Rise of New Media: The rise in new media content is also disrupting conventional learning styles, leading to a shift toward self-learning. Employees can see the content and the possibilities it offers, and they are increasingly taking independent decisions to get back into re-skilling. This is why the traditional training paradigm is shifting to just-in-time transmission of skills and sharing of knowledge and information to boost employee performance. Most organizations are currently focusing much of their ‘L&D’ attention on the short-term. But with the dramatic change propelled by technology, economic transitions, digitization and the ever changing needs and expectations from the workforce, the employer-manager will not want to face 2020 with only a near vision.

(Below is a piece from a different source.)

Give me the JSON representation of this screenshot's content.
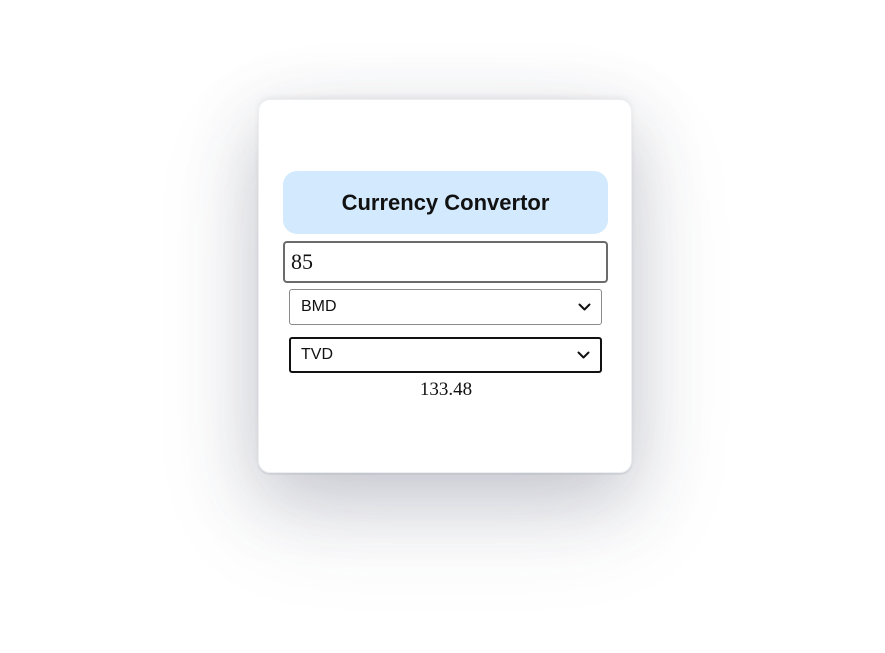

Bringing the Future to the Present: Creating a talent strategy for 2020, and getting the right staff with the right mind-set and skills can hardly be overstated. To realize this, tough calls need to be taken by human capital managers; creation of centres of excellence in specific domains and re-designing the organisational learning strategy to be ‘Future Ready’ are the starting points in this regard. There are some guidelines to be more competitive in 2020 and beyond:
First, the need to shift in attitude of having a job for life to developing an orientation to continuous learning at work needs to be drilled. The workforce of today can combat the skills crisis by adopting lifelong learning to remain as relevant and agile as the changing marketplace.
Second, workforce had to be fully prepared to negotiate change. The organization needs to have the ‘Agile Human Capital’ in place to quickly understand and deploy emerging technologies without creating chaos in the organization. And it should be able to do this while you ‘keep the lights on’ at a fraction of today’s expense.
Next, the organization’s operating model, the human capital approach, its ability to innovate, and ability to execute among other things also needs to be reviewed periodically. With the results of such a strategy, one will need to work to determine the skill-gaps that as an organisation the corporate will need to choose.
Finally, organisations will need to devise a clear and structured learning roadmap on the way it will close the gaps identified by reconciling and re-prioritizing current initiatives if required, and defining the new learning model. This will help everyone understand how they will execute together, with alignment and accountability to achieve the 2020 vision.
To conclude, it is entirely possible that advanced technologies including automation shall replace some job-rolls that we have now. However, dynamic decision making in unpredictable environments will always be difficult to be replicated by a machine. As the ‘Future of Jobs’ report by World Economic Forum indicates, critical thinking, cognitive flexibility, negotiation, creativity and emotional intelligence are a few of the skill sets that will not be replaced in 2020 or beyond. So the future talent manager will need to understand and maintain the balance between bringing in disruptive technologies and re-orienting the thinking process.
The future is always uncertain but we live in an age where we tend to discount everything today– the sort of conscious being that makes rational decisions, forms opinions rather than insights and develops preferences rather than conclusions. Till the time the reality does not knock on the door-step, problem-solvers and smart administrators should be able to elevate human labour towards higher skilled work, deliver enhanced functions and broadly act in collaboration instead of competition.